A range of other fees also apply, varying by supplier and according to industry. These include general discounts, fixed or variable rebates based on sales volumes, transport discounts and swell or wastage allowances.
Cumulatively, the various fees can add up to at least 10-15% off the price of the product sold to supermarkets, placing considerable strain on supplier margins.
General access to good shelf space often comes at further costs. It is critical for successful sales that products are displayed where shoppers can easily see them. Eye-level shelf space is often taken up by dominant suppliers.
Similarly, access to refrigeration space is important for suppliers of cold products such as soft drinks, ice creams and frozen food. There have been competition cases [globally]
((http://ec.europa.eu/competition/antitrust/cases/dec_docs/39116/39116_258_4.pdf; http://www.ccm.mu/English/Documents/Investigations/INV019-Final%20Report%20of%20Undertaking-NC.pdf) and in South Africa that have recognised the harm to competition of dominant suppliers imposing exclusivity requirements on fridge space.
Over and above legal requirements such as compliance with national standards, food safety, labelling and packaging requirements, suppliers also have to adhere to private standards imposed by supermarkets.
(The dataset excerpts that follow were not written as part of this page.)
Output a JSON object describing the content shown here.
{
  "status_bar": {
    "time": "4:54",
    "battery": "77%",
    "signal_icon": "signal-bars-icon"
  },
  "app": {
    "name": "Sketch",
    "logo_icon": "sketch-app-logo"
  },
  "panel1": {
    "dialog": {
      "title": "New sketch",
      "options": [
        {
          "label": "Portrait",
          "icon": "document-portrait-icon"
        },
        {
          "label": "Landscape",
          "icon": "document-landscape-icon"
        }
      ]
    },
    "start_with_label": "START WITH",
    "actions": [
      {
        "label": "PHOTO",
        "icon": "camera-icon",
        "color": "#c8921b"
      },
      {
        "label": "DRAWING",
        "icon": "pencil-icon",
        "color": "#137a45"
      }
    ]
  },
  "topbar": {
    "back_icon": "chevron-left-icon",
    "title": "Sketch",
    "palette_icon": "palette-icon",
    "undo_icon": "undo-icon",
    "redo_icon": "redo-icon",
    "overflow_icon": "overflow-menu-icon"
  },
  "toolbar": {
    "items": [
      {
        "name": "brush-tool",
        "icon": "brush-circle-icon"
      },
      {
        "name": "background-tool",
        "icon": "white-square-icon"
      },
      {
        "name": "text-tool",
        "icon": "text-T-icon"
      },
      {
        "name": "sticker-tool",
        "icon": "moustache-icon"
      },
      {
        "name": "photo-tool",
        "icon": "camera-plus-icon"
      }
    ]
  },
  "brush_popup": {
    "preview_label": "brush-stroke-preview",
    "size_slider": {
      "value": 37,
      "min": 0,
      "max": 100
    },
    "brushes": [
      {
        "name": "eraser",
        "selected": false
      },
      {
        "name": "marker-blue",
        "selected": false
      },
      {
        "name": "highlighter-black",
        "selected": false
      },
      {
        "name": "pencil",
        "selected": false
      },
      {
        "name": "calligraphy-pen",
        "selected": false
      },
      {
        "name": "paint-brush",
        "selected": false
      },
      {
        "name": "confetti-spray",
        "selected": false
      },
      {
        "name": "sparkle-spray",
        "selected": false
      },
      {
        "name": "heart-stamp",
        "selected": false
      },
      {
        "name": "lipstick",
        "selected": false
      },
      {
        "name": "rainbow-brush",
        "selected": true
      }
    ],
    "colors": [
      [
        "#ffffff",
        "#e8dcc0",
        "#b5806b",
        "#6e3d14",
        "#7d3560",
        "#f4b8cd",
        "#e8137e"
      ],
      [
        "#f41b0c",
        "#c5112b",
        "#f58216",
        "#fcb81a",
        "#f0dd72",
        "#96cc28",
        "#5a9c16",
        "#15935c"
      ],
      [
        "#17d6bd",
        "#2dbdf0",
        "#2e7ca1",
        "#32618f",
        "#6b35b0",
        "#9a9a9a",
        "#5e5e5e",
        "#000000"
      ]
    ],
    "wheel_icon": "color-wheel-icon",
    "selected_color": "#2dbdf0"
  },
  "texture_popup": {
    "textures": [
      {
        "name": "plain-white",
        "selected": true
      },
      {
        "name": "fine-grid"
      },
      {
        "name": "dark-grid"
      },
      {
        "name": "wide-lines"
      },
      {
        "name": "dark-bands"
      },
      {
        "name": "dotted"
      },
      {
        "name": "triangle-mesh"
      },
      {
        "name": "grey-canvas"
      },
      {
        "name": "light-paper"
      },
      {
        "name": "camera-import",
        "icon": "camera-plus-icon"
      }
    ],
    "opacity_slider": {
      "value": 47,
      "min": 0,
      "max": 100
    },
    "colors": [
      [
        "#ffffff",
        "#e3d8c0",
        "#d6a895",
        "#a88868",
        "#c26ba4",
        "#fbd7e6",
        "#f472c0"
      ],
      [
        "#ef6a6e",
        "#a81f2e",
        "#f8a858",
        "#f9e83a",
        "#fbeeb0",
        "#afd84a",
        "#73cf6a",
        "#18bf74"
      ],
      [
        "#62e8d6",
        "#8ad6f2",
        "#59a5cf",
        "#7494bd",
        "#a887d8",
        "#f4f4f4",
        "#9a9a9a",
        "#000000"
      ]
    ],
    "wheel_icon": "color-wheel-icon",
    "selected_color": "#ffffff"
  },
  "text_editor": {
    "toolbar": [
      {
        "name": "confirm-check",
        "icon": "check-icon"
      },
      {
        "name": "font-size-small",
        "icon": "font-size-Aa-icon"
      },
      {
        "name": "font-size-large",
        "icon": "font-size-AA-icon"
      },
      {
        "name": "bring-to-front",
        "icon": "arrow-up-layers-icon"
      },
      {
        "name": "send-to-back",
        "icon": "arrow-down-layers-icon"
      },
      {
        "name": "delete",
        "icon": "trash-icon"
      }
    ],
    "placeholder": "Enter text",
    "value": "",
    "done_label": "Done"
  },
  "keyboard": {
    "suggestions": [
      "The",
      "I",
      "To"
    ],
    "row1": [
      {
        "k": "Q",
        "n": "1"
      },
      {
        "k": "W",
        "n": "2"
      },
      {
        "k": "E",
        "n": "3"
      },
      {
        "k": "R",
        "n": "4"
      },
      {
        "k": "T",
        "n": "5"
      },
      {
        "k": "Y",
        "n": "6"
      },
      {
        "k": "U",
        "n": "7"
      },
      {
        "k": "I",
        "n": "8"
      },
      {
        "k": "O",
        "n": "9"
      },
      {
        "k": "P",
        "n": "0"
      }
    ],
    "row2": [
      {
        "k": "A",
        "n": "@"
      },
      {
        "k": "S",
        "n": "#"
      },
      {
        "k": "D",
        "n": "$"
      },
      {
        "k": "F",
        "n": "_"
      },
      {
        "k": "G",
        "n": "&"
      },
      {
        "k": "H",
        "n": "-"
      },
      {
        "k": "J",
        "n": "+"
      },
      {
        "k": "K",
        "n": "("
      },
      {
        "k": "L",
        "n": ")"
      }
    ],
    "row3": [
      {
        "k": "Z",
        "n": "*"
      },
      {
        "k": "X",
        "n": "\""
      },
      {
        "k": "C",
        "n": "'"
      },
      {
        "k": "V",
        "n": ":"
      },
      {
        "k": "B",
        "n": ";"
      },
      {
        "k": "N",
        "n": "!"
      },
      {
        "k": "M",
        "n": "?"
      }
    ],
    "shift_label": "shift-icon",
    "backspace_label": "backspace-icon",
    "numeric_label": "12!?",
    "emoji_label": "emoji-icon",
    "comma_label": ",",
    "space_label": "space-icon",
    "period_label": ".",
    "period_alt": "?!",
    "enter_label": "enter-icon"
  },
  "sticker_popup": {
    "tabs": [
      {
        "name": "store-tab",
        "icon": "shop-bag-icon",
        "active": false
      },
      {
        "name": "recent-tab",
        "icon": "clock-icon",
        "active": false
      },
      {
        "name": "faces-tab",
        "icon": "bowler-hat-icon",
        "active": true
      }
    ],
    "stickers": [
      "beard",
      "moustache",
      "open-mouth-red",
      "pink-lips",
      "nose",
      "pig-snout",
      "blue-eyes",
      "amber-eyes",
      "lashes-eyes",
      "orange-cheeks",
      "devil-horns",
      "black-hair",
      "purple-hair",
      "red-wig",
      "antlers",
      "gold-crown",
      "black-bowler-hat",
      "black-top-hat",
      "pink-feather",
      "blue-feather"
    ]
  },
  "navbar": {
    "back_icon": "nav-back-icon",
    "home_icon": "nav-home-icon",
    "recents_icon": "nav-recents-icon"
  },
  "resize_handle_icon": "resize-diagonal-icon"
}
These can include barcoding and specific packaging requirements as well as sustainability criteria and religious requirements (such as halal and kosher certicfications).
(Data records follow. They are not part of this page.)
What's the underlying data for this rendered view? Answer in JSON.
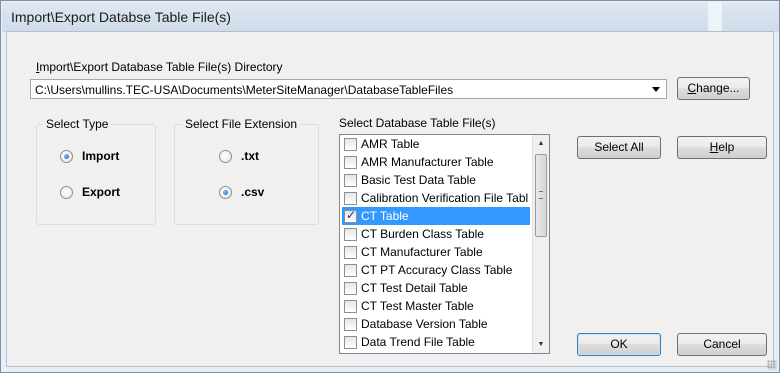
{
  "window": {
    "title": "Import\\Export Databse Table File(s)"
  },
  "directory": {
    "label_prefix": "I",
    "label_rest": "mport\\Export Database Table File(s) Directory",
    "path": "C:\\Users\\mullins.TEC-USA\\Documents\\MeterSiteManager\\DatabaseTableFiles",
    "change_button": {
      "mnemonic": "C",
      "rest": "hange..."
    }
  },
  "select_type": {
    "title": "Select Type",
    "options": [
      {
        "label": "Import",
        "selected": true
      },
      {
        "label": "Export",
        "selected": false
      }
    ]
  },
  "select_extension": {
    "title": "Select File Extension",
    "options": [
      {
        "label": ".txt",
        "selected": false
      },
      {
        "label": ".csv",
        "selected": true
      }
    ]
  },
  "table_files": {
    "label": "Select Database Table File(s)",
    "items": [
      {
        "label": "AMR Table",
        "checked": false,
        "selected": false
      },
      {
        "label": "AMR Manufacturer Table",
        "checked": false,
        "selected": false
      },
      {
        "label": "Basic Test Data Table",
        "checked": false,
        "selected": false
      },
      {
        "label": "Calibration Verification File Tabl",
        "checked": false,
        "selected": false
      },
      {
        "label": "CT Table",
        "checked": true,
        "selected": true
      },
      {
        "label": "CT Burden Class Table",
        "checked": false,
        "selected": false
      },
      {
        "label": "CT Manufacturer Table",
        "checked": false,
        "selected": false
      },
      {
        "label": "CT PT Accuracy Class Table",
        "checked": false,
        "selected": false
      },
      {
        "label": "CT Test Detail Table",
        "checked": false,
        "selected": false
      },
      {
        "label": "CT Test Master Table",
        "checked": false,
        "selected": false
      },
      {
        "label": "Database Version Table",
        "checked": false,
        "selected": false
      },
      {
        "label": "Data Trend File Table",
        "checked": false,
        "selected": false
      }
    ]
  },
  "buttons": {
    "select_all": "Select All",
    "help": {
      "mnemonic": "H",
      "rest": "elp"
    },
    "ok": "OK",
    "cancel": "Cancel"
  }
}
These can also include higher accreditation standards which often involve on-going audits at the supplier’s cost.
Codes of conduct between suppliers and supermarkets can be a useful way to control the exertion of buyer power.
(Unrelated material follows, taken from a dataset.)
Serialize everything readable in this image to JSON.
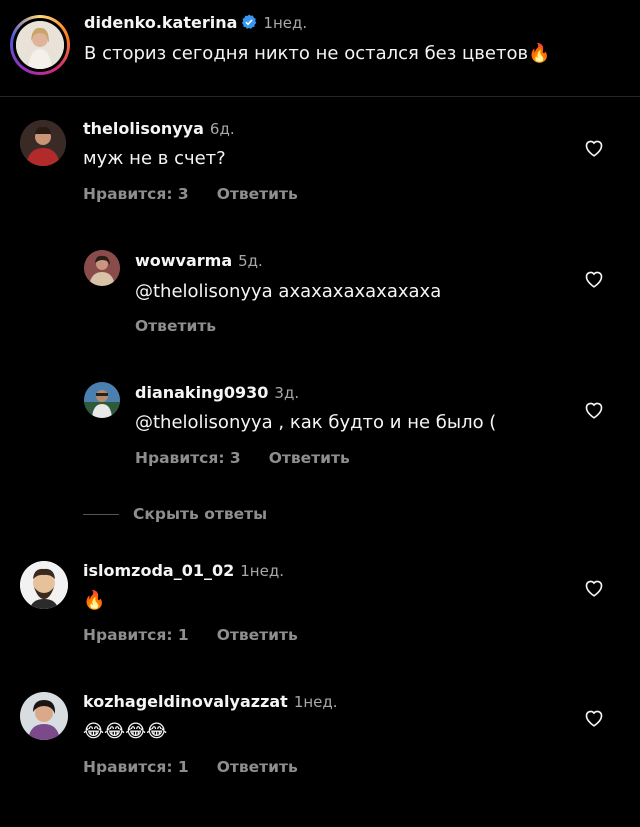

In the UK, for example, the Groceries Supply Code of Practice was set up specifically to oversee the relationship between supermarkets and their suppliers following an inquiry by the former Office of Fair Trading.
Similarly, in Ireland and Spain, there are plans to institute voluntary or mandatory codes of conduct in the grocery sector to govern commercial relations between suppliers and supermarkets in the food chain. We recommend that such codes also be set up in southern Africa. Given the multinational nature of supermarkets in the region, these codes can be harmonised across the region.
Supermarkets can also play an active role in building the capabilities of suppliers. Almost all supermarkets in South Africa have some form of voluntary supplier development program in place. In some instances, large supermarkets have been mandated to set up supplier development programs. For example, as part of the merger between Walmart and Massmart, the merged entity was required to set up a supplier development fund. Around $16.7 million was allocated to be spent over five years to develop suppliers.
Some aspects of the program involving farmers were unsuccessful. But there have been positive outcomes for some black entrepreneurs in food processing. One beneficiary, Lethabo Milling, a new entrant producing maize meal, received around $110,000 towards refurbishing his plant. And the company was able to secure a loan from a commercial bank on the back of a guaranteed route to market through supplying Massmart stores in South Africa. Lethabo Milling also received additional support through training, waived listing fees and fast-track payments.
Successfully developing supplier capabilities in the region requires a much larger, long-term and commercially oriented approach by supermarkets in partnership with governments. This can be done through the creation of supplier development funds similar to the Massmart/Walmart programme. Funding can also come from fines levied by the competition authorities in abuse of dominance or cartel matters in each country.